Imposition et calcul des plus-values mobilières



Article mis à jour le 14 août 2017. Jusqu’en 2012, le calcul de l’imposition des plus-values de valeurs mobilières était simple, le taux était proportionnel et le même pour tous les contribuables. Depuis 2013, il est difficile de connaître le taux exact d’imposition sur la plus-value, car il dépend de l’abattement pour durée de détention, du taux d’imposition à l’IR, lequel dépend du montant de la plus-value imposable, avec éventuellement le bénéfice du système du quotient afin d’atténuer la progressivité de l’impôt et de la contribution exceptionnelle sur les hauts revenus, avec de plus éventuellement le bénéfice du lissage.

 

Il convient de préciser que l’année 2017 sera vraisemblablement la dernière année d’application du régime actuel des plus-values sur titres, en effet le nouveau gouvernement a le projet de réformer le régime pour revenir à une imposition au taux proportionnel d’environ 30%, prélèvements sociaux compris.

 

Face à la difficulté, dans le régime actuel, de déterminer le montant de l’imposition résultant d’une plus-value sur cession de valeurs mobilières (cession de parts sociales ou d’actions de sociétés relevant de l’IS), nous mettons à votre disposition un simulateur vous permettant de calculer précisément l’impôt sur la plus-value :« Simulateur imposition sur plus-values mobilières » et nous vous indiquons ci-après les modalités d’imposition et de calcul des plus-values sur titres.

 

La détermination du montant de la plus-value mobilière est relativement simple, en revanche le calcul de l’impôt est plus complexe.

 

DETERMINATION DU MONTANT DE LA PLUE-VALUE

 

La base imposable est égale à la différence entre le prix de cession et le prix d’acquisition.

 

Le prix d’acquisition correspond au prix d’achat et en cas de souscription au capital, lors de la constitution d’une société ou d’une augmentation de capital, au prix de souscription incluant une éventuelle prime d’émission.

 

Il convient de préciser que lorsque les titres souscrits ont donné droit à la réduction d’impôt pour souscription au capital de PME (réduction d’impôt « Madelin »), le prix d'acquisition est diminué de la réduction d'impôt effectivement obtenue.

 

En cas d’acquisition de titres par voie de succession ou donation, il est pris en compte la valeur ayant été retenue pour le calcul des droits de succession ou de mutation, quand bien même il n’aurait pas été payé de droits en raison d’une exonération ou d’un abattement.

 

Il convient de préciser que c’est au contribuable de justifier de son prix d’acquisition, à défaut les titres cédés sont réputés acquis pour une valeur nulle, générant une plus-value égale au prix de cession.

 

En cas d’acquisition des mêmes titres à des prix différents, il est fait la moyenne des prix d’acquisition appelée « la moyenne pondérée d'acquisition ».

 

Il est tenu compte des frais d’acquisition et des frais de cession.

 

Les frais d’acquisition correspondent aux frais de courtages, aux honoraires liés à l’acquisition, aux droits d'enregistrement et frais d'acte.
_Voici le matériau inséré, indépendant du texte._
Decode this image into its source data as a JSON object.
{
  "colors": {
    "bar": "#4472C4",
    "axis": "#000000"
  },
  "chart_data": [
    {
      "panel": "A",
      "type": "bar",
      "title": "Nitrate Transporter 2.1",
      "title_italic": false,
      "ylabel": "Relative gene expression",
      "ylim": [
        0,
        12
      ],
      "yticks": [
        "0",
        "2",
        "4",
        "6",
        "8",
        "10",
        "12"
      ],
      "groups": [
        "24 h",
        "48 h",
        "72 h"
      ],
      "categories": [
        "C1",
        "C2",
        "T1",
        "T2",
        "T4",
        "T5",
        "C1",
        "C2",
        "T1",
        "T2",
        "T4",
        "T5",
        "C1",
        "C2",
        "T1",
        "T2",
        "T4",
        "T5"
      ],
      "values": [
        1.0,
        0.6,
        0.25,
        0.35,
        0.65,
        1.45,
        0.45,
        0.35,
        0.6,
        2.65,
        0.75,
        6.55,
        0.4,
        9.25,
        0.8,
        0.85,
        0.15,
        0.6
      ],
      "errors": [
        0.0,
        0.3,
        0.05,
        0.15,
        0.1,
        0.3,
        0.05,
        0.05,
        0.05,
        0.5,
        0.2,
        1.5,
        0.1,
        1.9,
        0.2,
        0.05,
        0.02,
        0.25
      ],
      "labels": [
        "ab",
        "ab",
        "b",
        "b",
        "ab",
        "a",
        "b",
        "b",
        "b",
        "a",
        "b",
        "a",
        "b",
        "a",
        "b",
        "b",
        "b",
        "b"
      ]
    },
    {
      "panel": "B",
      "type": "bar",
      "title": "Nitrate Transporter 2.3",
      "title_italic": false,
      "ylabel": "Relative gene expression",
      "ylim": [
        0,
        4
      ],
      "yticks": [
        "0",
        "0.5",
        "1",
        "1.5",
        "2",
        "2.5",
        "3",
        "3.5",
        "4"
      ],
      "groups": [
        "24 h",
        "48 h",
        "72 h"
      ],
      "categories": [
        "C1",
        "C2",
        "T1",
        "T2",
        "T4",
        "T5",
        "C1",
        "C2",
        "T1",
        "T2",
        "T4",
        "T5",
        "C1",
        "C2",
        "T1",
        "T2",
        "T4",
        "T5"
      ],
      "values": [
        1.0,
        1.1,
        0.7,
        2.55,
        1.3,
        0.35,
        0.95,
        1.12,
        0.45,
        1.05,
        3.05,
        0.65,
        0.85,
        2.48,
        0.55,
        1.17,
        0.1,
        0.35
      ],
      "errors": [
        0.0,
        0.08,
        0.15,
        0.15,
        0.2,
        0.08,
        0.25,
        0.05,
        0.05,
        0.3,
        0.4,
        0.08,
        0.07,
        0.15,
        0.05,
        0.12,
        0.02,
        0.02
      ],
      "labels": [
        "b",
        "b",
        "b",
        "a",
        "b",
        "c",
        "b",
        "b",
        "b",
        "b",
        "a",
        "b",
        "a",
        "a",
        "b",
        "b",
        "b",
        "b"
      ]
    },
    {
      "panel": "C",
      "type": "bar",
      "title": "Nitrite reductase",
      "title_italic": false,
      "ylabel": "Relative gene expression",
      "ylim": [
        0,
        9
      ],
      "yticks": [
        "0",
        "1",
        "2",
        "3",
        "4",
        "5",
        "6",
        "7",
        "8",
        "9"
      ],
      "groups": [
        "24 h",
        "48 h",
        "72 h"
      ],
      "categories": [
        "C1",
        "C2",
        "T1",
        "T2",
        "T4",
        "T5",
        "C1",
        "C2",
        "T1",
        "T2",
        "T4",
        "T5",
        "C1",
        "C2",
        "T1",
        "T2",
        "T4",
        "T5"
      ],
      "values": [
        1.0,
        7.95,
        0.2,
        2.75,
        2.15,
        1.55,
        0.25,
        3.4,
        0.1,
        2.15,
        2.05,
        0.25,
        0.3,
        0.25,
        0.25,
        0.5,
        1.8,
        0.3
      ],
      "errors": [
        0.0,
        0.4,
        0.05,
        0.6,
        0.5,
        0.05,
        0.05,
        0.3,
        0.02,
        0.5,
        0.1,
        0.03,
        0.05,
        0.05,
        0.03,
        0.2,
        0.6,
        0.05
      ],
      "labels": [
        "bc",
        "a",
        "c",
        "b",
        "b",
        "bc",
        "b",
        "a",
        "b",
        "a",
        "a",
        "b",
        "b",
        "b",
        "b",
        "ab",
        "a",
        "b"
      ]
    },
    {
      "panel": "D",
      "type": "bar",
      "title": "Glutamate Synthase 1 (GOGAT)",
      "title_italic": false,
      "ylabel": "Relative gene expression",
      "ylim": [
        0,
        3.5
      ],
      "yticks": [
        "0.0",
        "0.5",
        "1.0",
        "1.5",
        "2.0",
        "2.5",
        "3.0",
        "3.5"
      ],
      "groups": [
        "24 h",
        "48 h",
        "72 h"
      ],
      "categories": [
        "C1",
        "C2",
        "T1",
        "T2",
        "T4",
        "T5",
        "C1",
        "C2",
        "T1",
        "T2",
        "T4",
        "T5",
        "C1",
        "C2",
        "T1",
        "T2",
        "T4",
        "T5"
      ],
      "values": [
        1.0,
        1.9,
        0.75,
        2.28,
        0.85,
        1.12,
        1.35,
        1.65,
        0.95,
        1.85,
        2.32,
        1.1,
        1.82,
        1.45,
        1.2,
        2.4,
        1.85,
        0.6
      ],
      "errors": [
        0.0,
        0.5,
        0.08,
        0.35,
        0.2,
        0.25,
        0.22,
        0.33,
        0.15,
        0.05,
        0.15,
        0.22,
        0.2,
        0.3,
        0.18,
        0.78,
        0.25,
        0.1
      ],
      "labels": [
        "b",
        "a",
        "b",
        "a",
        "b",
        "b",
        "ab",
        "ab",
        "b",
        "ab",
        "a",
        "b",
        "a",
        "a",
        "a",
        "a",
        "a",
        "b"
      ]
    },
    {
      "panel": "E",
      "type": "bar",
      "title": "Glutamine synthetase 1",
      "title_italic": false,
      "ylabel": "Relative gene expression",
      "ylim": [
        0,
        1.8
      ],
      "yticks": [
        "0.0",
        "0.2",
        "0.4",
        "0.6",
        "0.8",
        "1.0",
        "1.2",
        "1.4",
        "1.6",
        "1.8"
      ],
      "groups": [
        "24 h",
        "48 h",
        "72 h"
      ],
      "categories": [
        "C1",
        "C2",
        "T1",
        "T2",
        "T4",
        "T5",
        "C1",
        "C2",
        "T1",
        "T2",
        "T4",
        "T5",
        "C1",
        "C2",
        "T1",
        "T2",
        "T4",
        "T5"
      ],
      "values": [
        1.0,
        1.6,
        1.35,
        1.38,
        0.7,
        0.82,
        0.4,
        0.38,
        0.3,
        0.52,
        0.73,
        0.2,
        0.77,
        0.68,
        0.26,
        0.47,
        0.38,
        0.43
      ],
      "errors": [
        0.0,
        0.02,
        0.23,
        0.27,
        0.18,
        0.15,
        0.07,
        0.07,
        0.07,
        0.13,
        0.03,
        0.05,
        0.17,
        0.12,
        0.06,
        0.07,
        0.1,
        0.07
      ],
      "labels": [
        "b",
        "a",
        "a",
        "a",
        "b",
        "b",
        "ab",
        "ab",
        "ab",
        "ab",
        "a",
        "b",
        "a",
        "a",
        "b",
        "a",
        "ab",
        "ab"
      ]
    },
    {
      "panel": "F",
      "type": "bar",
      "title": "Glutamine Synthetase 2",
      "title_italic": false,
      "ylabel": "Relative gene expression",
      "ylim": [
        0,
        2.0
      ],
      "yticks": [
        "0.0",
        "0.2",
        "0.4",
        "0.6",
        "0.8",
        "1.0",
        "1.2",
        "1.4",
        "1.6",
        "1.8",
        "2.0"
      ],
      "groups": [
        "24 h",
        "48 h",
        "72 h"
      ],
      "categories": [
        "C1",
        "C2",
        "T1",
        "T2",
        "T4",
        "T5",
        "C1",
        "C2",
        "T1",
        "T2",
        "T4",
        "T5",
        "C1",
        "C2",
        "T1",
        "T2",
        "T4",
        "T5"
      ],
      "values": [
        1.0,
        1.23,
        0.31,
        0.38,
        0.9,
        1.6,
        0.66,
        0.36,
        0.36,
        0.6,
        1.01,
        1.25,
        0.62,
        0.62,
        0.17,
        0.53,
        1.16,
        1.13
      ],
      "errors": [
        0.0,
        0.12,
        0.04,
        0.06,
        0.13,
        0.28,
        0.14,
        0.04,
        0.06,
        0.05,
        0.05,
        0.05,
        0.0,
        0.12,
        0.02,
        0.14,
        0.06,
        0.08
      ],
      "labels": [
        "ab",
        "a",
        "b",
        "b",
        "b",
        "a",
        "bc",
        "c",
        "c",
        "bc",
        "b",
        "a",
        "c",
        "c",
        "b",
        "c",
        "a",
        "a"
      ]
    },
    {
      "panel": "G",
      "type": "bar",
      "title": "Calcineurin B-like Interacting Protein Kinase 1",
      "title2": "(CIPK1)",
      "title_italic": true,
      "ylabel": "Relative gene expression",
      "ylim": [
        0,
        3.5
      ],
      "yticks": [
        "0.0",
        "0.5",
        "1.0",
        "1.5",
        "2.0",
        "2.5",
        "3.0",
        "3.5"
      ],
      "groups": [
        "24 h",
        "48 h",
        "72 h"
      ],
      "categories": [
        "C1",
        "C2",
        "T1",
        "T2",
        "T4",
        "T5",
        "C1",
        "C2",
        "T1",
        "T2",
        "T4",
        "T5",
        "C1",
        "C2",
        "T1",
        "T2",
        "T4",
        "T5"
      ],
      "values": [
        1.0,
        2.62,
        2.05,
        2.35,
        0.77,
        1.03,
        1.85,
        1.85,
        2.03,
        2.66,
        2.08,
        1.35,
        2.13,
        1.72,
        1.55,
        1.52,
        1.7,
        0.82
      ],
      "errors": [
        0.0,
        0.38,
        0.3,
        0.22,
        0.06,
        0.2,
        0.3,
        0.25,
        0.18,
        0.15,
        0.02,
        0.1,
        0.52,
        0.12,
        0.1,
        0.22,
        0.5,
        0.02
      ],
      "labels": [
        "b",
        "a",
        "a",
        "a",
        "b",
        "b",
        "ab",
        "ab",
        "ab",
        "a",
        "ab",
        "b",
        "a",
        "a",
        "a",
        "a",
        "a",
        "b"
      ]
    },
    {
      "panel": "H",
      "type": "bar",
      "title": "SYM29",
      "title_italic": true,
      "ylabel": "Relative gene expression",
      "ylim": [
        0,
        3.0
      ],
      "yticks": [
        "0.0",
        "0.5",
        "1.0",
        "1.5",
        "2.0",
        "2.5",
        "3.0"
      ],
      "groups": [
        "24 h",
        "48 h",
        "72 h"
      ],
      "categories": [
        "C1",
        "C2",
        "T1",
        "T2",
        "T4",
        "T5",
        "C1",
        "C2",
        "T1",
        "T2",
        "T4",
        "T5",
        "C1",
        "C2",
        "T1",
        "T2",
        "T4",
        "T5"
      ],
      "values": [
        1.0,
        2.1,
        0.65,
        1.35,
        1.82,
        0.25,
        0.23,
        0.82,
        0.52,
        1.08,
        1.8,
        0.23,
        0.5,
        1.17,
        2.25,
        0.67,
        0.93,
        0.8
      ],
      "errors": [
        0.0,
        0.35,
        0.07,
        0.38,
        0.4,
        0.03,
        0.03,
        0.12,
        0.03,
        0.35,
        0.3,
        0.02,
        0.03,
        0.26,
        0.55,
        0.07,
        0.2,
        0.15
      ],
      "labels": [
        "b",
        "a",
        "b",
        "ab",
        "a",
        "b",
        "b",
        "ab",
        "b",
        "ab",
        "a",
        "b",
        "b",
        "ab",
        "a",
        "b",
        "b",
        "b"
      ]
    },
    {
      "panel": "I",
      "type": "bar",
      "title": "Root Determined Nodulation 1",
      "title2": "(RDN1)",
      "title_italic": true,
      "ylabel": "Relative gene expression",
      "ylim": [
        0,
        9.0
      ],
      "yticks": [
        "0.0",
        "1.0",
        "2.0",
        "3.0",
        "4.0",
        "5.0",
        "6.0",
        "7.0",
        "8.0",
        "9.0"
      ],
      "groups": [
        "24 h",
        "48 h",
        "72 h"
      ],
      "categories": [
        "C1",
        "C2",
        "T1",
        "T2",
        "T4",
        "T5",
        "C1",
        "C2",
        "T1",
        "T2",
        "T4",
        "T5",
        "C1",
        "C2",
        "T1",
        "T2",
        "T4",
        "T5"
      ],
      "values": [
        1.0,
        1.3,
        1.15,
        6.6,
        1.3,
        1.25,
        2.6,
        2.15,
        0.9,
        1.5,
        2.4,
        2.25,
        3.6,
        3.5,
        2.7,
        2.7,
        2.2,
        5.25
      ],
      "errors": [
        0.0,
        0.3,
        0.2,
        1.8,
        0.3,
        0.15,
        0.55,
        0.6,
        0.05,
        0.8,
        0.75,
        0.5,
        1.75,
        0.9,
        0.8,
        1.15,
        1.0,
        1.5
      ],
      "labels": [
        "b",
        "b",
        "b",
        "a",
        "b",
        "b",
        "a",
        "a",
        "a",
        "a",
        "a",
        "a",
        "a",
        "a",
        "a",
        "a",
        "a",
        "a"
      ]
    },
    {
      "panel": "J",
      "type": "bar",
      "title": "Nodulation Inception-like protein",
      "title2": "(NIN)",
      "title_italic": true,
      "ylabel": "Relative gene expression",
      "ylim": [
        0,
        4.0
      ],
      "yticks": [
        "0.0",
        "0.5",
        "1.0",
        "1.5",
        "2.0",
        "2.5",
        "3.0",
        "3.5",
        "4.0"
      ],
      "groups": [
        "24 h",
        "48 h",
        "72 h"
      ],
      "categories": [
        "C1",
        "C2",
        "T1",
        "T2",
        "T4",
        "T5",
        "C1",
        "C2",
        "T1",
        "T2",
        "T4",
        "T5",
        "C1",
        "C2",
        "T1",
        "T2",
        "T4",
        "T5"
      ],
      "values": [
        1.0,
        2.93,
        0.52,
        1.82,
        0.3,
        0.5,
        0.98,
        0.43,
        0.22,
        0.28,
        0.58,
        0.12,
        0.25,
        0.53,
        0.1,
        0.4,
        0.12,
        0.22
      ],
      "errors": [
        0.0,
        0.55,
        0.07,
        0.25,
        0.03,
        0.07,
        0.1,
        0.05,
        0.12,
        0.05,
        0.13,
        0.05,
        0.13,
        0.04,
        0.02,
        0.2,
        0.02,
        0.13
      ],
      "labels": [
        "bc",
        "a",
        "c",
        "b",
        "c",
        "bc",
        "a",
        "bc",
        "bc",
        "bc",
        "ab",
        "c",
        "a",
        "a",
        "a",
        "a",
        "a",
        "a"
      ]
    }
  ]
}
En cas d’acquisition à titre gratuit, les droits de succession ou donation constituent des frais d’acquisition, sous réserve d’avoir été payé par le contribuable. Il existe cependant une exception à cette règle depuis un arrêt du Conseil d’Etat (11 mai 2017 n° 402479), qui a admis, en cas de cession conjointe de la nue-propriété et de l'usufruit de titres, lorsque le nu-propriétaire est le seul imposable sur la plus-value globale, le droit de déduire les frais d'acquisition de l'usufruit.

 

Les frais de cession correspondent aux frais de courtages, aux honoraires liés à la cession et frais d'acte (honoraires d’avocats ayant négocié les conditions de la cession et rédigé les actes de cession) et aux frais d’intermédiaires ayant mis en relation les parties.

 

ABATTEMENT POUR DUREE DE DETENTION

 

La plus-value brute ainsi calculée peut bénéficier d’un abattement pour durée de détention, étant précisé que le contribuable doit justifier de sa date d’acquisition.

 

Deux régimes sont prévus, un régime de droit commun et un régime incitatif avec abattement renforcé.

 

Dans le régime de droit commun, les plus-values sont imposées avec un abattement pour durée de détention, au-delà de deux ans, de :

 

             - 50% entre 2 ans et moins de 8 ans de détention

             - 65% au-delà de 8 ans de détention.

 

Le régime incitatif prévoit des taux d’abattement pour durée de détention plus favorables

 

             - 50% entre 1 an et moins de 4 ans de détention,

             - 65% entre 4 ans et moins de 8 ans de détention,

             - 85% au-delà de 8 ans de détention.

 

L’abattement renforcé s’applique aux cessions de titres de PME acquis ou souscrits dans les 10 ans de leur constitution, aux cessions dans un cadre familial et aux dirigeants de PME partant à la retraite, lesquels bénéficient d’un abattement supplémentaire de 500 000 € sur le montant de la plus-value, avant application de l’abattement pour durée de détention.

 

Cas des compléments de prix ou « earn out »

 

Les compléments de prix bénéficient du même taux d’abattement que celui qui a été appliqué lors de la cession initiale. L’idée est que le temps écoulé entre la date de cession et la perception du complément du prix est sans incidence sur la durée de la détention et donc sur l’abattement. Par exemple, si au jour de la cession un contribuable a bénéficié d’un abattement de droit commun de 50% parce qu’il détenait les titres depuis 6 ans, le complément du prix versé 3 ans plus tard n’ouvrira pas droit à l’application de l’abattement de 65% pour durée de détention supérieure à 8 ans, ce contribuable pouvant uniquement appliquer un abattement de 50% sur le complément de prix (celui qui s’est appliqué sur la plus-value au jour de la cession).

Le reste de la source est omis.